With roadside stands displaying blueberries, and freezers filling up with the blue beauties, it’s only fair to have a craving for a luscious dessert. In my family, we satisfy that desire with a simple but filling dish, passed down through at least four generations – the Bang-belly.
Bang-belly is a dessert my mother says “brings you right through the season.” First rhubarb, then strawberries, raspberries, blackberries and finally blueberries become the basis of the summer dessert-of-desserts for the Giboleaus.
Part pudding, part syrup, part cobbler, part shortcake and wholly delicious, the Bang-belly is not complicated to make. It’s an attainable dessert – a thing of simple beauty – and a perfect dish for the culinary novice.
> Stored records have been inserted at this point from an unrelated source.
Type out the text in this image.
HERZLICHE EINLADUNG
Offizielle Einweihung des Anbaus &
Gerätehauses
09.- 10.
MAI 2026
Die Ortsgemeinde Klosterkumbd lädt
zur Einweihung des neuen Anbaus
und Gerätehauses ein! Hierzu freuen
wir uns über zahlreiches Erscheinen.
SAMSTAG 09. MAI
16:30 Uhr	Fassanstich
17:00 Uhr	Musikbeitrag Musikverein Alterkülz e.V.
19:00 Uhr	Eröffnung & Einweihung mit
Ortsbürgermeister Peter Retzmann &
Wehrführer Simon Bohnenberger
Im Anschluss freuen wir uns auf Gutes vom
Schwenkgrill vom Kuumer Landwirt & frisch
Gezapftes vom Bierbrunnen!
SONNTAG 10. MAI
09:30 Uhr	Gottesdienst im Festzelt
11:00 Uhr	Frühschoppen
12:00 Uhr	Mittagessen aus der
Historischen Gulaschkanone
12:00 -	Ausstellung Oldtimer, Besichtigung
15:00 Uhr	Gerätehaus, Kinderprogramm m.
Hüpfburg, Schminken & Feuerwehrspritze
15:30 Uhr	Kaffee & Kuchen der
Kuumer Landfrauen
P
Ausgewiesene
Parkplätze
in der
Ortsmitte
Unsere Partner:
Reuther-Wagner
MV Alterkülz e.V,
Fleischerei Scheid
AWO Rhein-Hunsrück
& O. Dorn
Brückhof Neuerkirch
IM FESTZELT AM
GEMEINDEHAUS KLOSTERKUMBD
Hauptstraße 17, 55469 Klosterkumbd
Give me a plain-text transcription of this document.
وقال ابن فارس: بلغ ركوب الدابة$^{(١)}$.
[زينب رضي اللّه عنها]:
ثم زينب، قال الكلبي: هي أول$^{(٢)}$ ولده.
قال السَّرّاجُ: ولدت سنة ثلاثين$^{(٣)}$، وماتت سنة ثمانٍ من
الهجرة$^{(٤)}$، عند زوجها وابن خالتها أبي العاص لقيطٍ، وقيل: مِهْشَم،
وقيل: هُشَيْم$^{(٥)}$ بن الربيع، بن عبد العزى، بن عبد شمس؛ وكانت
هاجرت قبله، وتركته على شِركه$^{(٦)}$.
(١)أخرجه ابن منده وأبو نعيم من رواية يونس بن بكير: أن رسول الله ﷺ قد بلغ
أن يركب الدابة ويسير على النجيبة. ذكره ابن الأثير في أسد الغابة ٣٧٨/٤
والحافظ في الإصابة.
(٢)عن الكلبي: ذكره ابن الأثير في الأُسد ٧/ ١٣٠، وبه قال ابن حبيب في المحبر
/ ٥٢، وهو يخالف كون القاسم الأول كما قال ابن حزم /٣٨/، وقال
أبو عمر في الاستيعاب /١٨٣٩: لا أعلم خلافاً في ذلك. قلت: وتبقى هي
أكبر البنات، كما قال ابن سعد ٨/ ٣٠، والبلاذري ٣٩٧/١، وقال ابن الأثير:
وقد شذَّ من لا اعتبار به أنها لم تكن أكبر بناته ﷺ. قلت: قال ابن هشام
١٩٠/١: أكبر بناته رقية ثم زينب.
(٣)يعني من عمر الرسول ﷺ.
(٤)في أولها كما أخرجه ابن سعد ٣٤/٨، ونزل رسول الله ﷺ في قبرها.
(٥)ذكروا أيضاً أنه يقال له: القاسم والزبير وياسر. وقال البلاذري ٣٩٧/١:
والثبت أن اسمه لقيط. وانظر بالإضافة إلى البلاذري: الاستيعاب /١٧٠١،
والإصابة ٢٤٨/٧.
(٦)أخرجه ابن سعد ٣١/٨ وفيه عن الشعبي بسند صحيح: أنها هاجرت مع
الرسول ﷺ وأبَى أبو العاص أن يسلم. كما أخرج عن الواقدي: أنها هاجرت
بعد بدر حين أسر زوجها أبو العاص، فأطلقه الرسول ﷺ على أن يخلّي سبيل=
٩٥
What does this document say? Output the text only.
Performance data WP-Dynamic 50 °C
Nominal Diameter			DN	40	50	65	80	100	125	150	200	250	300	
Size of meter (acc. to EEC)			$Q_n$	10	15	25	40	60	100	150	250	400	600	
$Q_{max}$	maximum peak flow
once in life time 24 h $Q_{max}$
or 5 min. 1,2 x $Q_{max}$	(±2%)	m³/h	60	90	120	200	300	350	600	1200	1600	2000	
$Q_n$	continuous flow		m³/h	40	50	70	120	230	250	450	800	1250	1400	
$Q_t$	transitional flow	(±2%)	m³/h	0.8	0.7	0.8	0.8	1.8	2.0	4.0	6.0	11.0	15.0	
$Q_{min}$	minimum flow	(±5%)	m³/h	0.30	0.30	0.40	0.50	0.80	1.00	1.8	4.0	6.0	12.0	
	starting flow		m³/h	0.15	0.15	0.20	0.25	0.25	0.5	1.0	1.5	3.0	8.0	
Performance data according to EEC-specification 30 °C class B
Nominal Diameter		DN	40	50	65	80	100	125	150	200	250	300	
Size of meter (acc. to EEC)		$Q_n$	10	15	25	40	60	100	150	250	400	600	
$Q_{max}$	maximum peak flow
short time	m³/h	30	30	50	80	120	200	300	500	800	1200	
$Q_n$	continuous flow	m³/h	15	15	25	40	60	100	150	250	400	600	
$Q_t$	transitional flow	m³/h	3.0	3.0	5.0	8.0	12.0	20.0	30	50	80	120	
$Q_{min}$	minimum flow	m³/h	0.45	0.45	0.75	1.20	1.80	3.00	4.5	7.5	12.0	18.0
My mom’s family is from a tiny English-Irish-Scots settlement called Stanley, nestled beside the Nashwaak River in New Brunswick. Food was the focal point of everything during my childhood, from thick molasses cookies my great-aunt Jessie made in a wood-fired oven to the wide variety of rich squares, cakes and pies made by my grandmother, Elsie.
In Stanley, every house has a thick patch of rhubarb. Wild raspberries, blackberries and blueberries and strawberry fields abound there. It’s a natural place for the Bang-belly to originate.
The Bang-belly has mysterious origins. I recall asking my mother where the name came from and she declared, “because we eat it until our bellies go bang!” And when my mother asked her mother the same question, my grandmother replied, “I don’t know. We must have been so hungry when we ate it, that it must have hit our stomachs with a bang.”
To confound things even more, Newfoundland has its own dish called “bangbelly,” a kind of rice pudding made with salt pork, raisins, molasses and a variety of spices.
“Bang-belly is basically a fruit pudding with a drop biscuit, made in a deep casserole dish, with berries or rhubarb served with heavy cream. Not whipped cream, not light cream – heavy cream, which is 40 percent cream,” explains my mother, Mary Gibouleau. “Take, well, however many berries you want to take. Add sweetness and flavor to taste.”
And what about the, rhubarb variation, since it’s far from sweet?
“Well, I keep adding sugar until it’s sweet enough,” my mom says, adding that spices give the dessert a different, more pie-like flavor.
Next, my mother instructs, make “rich, sweet drop biscuits, like you’d use in a shortcake” and drop them onto the fruit pudding. Put the whole thing in the oven until the biscuits are cooked. When it’s done, spoon a biscuit and a generous amount of fruit into a bowl, and pour the heavy cream (not whipped, not light – heavy) over the biscuit.
The result is a rich, sweet dessert that can be served cold on a hot day, and warm, with chilled cream on a cool evening.
Elsie Hickey’s Raspberry Bang-Belly
1 quart of fresh raspberries
2 cups of sugar (or sweeten to taste)
Bring these to a boil on top of stove while preparing biscuits. (Spices may be added too this mixture.)
2 cups of flour
1 teaspoon salt
2 tablespoons baking powder
2 tablespoons sugar
4 tablespoons shortening
1 egg, slightly beaten
? cup milk
Preheat oven to 375 degrees. Mix all dry ingredients, cut in shortening until the mixture looks like fine crumbs. Add egg and milk, blend lightly, until everything pretty much sticks together. Note: biscuit batter is not cake or cookie batter. It should be lumpy. Do not mix it until it is smooth. If you do, I assure you, you will wind up with the equivalent of wheat rocks, which is what I had the first time I made biscuits.
When fruit has been cooked, take large spoonfuls of the biscuit mixture and drop them onto the fruit mix. Place the entire dish, uncovered, into the oven for about 20 minutes, or until golden on top. To test, use a knife to separate a biscuit from the center of the dish, to see if the dough is cooked. Serve hot or cold with the heavy cream.